Are vacations better solo or with a group?
- According to research from the Journal of Happiness Studies, the ideal vacation lasts eight days.
- The Framingham Heart Study revealed that men who didn't take vacations for several years were at a 30% higher risk of having a heart attack.
- A Klook's Solo Travel study polled 21,000 people from 16 different countries and found that '79-80% of travelers under 40 said they had already traveled alone or would be interested in traveling alone.'
- One type of group travel is an 'escorted tour,' which is 'conducted by a Tour Director…[who] is responsible for leading a group on a travel experience over several days with the same guests. They take care of everything, from your transportation to and from the airport, as well as transportation to and from your hotel daily, as well as your daily activities.'
Vacations are better with a group because they are safer, can be less expensive, and often provide enhanced experiences.
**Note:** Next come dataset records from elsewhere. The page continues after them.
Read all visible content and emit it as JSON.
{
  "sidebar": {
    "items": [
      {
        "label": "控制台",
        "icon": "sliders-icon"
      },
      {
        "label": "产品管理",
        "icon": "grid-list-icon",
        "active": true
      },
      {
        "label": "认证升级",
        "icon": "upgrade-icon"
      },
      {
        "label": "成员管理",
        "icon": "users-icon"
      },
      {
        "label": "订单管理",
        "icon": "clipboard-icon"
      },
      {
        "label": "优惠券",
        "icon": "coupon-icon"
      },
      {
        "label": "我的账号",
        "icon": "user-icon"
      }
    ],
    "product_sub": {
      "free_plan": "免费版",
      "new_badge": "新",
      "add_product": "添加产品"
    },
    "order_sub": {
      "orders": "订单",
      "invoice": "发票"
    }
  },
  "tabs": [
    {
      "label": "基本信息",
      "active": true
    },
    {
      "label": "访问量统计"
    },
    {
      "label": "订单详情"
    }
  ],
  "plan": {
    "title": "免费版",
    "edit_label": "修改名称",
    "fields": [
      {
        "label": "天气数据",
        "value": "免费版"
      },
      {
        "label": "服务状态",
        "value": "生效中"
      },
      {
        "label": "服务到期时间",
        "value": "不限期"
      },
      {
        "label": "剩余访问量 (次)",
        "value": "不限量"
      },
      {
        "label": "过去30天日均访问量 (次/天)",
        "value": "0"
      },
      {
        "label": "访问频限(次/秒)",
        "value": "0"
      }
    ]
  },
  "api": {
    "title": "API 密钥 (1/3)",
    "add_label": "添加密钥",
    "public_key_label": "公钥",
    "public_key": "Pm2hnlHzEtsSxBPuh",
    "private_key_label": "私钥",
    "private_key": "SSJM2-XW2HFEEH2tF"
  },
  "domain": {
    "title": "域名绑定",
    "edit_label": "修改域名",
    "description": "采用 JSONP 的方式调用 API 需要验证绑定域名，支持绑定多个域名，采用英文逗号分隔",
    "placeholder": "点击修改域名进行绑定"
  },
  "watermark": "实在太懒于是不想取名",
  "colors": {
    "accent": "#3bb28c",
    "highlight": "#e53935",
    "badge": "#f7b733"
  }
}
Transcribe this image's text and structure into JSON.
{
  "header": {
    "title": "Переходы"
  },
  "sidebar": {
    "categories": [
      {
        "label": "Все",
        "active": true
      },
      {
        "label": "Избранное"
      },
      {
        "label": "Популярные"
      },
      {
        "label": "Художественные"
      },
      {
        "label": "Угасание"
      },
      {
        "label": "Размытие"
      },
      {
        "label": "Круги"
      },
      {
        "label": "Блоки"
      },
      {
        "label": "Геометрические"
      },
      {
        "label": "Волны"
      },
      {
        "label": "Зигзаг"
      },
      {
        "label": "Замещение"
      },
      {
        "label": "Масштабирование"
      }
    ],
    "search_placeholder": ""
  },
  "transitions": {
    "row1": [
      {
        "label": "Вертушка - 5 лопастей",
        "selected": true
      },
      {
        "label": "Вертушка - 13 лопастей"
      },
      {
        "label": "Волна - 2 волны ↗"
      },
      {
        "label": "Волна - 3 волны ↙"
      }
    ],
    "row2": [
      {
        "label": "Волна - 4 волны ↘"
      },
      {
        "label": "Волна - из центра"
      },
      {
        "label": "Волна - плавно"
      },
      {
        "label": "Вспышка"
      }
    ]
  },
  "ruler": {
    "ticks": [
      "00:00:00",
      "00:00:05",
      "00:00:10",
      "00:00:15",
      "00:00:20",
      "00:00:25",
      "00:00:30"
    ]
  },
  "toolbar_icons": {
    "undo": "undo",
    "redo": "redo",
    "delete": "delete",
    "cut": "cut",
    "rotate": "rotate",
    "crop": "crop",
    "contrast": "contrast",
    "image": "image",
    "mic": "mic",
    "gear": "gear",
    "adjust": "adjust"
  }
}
There is safety in numbers, especially when traveling to an unfamiliar or foreign destination where one could easily become lost or find it challenging to communicate in another language.
Aside from safety gains, there can also be a significant cost reduction when traveling with a group, either by sharing expenses or enjoying discounted group rates. And these reduced expenses can enable one to upgrade to an affordable vacation that also has more luxury and amenities.
Without benefitting from the shared experiences that only group vacationing can bring, traveling alone can become very lonely and isolating. Whether traveling with friends or taking advantage of the opportunity to make new friends by joining a tour or other travel group, interacting and sharing ideas can strengthen friendships and create deeper memories that are intertwined together.
Another added benefit of vacationing with a group is that one can hire local tour guides to provide access to locals and to areas that would have never been discovered or appreciated by going solo. As one avid traveler remarked in a travel blog, '...experienced group leaders have evolved tourism from 'ticking off' sightseeing boxes to a more interactive cultural experience.'
Although there are pros and cons to both traveling solo and with a group, there is less risk, less cost, and more of an opportunity to have dynamic experiences when vacationing with others.
Solo travel has become a trend: a 2018 report on holiday habits showed that the number of people traveling solo has tripled since 2011. One of the reasons for this is quite simply that it’s cheaper. A traveler will end up spending much less money with fewer hotel rooms and fewer mouths to feed. Plus, a solo traveler can splurge on more luxurious meals, sightseeing, and entertainment on their trip with that extra money saved.
Traveling solo also has the benefit of feeling less “touristy.” A lone traveler sticks out far less among the locals than a larger group of people does. This gives you the ability to blend in and experience the culture in a way that you wouldn’t when traveling with others. Without your usual family or friends, you are more likely to reach out and make connections with others.
You can also fit more activities into your trip since attractions can much more easily accommodate one person than a group. Additionally, with no compromises, a person traveling solo can see the sights that interest them the most without having to go to any they find boring for the sake of others. In this way, you can be yourself on vacation and not make any sacrifices. And in the process, you can learn more about yourself than when you are with others.
Overall, with increased flexibility, less spending, and all the activities you enjoy most, it is evident why so many people are embracing solo travel.